Tumor cell invasion, i.e., the expansion of tumor cells into surrounding tissues, is a complex process that leads to proteolysis and destruction of biological barriers [4]. Type I collagen is the most abundant component of the extracellular matrix, and the invasive capacity of tumor cells involves proteolytic enzymes such as matrix metalloproteinases (MMPs) [5]. Among the extracellular proteases responsible for the degradation of the extracellular matrix, MMP-2 and MMP-9 play critical roles in the invasiveness of carcinoma [6], [7]. Therefore, targeting of the enzyme activity of MMP has been regarded as an important strategy in the development of anti-tumor agents with anti-invasive properties.

Methylation is a representative biochemical reaction in which a methyl group from S-adenosylmethionine (SAM) is transferred to numerous methyl-accepting donors such as proteins, DNA, and RNA [8], [9]. This reaction is catalyzed by various protein/DNA/RNA methyltransferases (N-, O-, and S-methyltransferases) [10], [11]. Although methylation is regarded as a critical pathway in many different human diseases including aging, obesity, and Parkinson's disease, it is unclear how methylation modulates tumorigenic responses [12]. In particular, because epigenetic processes such as DNA methylation and histone modifications, including methylation and acetylation, at lysine and arginine residues are tightly associated with the proliferation, apoptosis, survival, migration, and invasion of tumor cells [13], it is expected that elucidation of the methylation reaction could lead to therapeutic solutions.

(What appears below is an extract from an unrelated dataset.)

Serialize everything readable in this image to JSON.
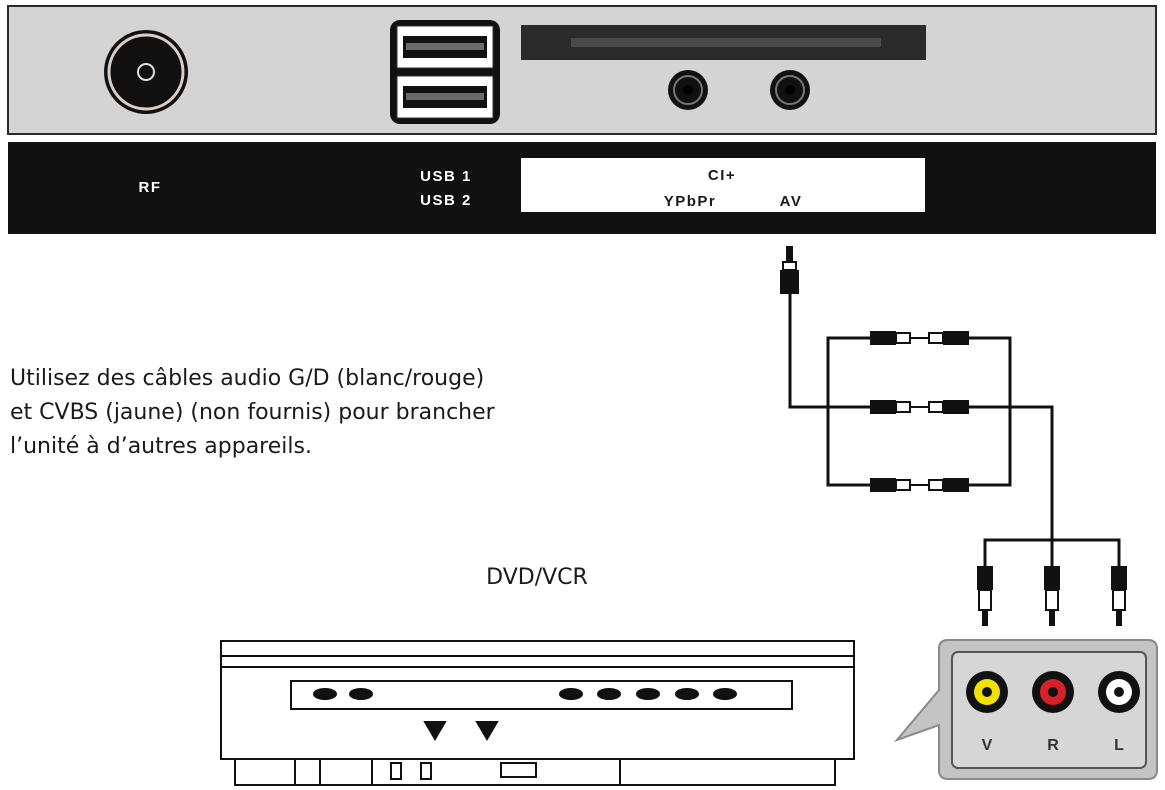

Adenosine dialdehyde (AdOx) is a broadly used indirect methylation inhibitor [10], [14], [15]. AdOx inhibits adenosylhomocysteine hydrolase (SAHH), which is an important enzyme for SAM metabolism [16], [17]. SAHH converts S-adenosyl-l-homocysteine (SAH), a negative feedback inhibitor of methylatransferase that utilizes S-adenosyl-l-methionine (SAM) as its methyl donor, into adenosine and l-homocysteine, which are necessary for producing SAM [18]. AdOx treatment induces a hypomethylated state by suppressing methyltransferase activity in cells in two ways: (1) accumulation of SAH and (2) deficiency of SAM [19], [20]. Whereas the functional role of AdOx in the methylation of tumorigenic responses is known, the inhibitory activity of AdOx in various cancer stages has not been fully elucidated. Indeed, this compound has been shown to block the proliferation of some cancer cells such as prostate cancer cells, P19 embryonic carcinoma cells, MCF breast cancer cells, and neuroblastoma cells [10], [21], [22]. In particular, AdOx is able to arrest the cell cycle at the G₂ phase and induce p53-dependent apoptosis [11], [23]. These results strongly suggest the possibility that AdOx can be used as a methylation-inhibitory anti-cancer drug. However, no studies have demonstrated the suppressive role of AdOx in tumor cell invasion and migration. The aim of this study, therefore, was to evaluate the inhibitory effect of AdOx on tumor invasion in view of its molecular suppressive mechanism.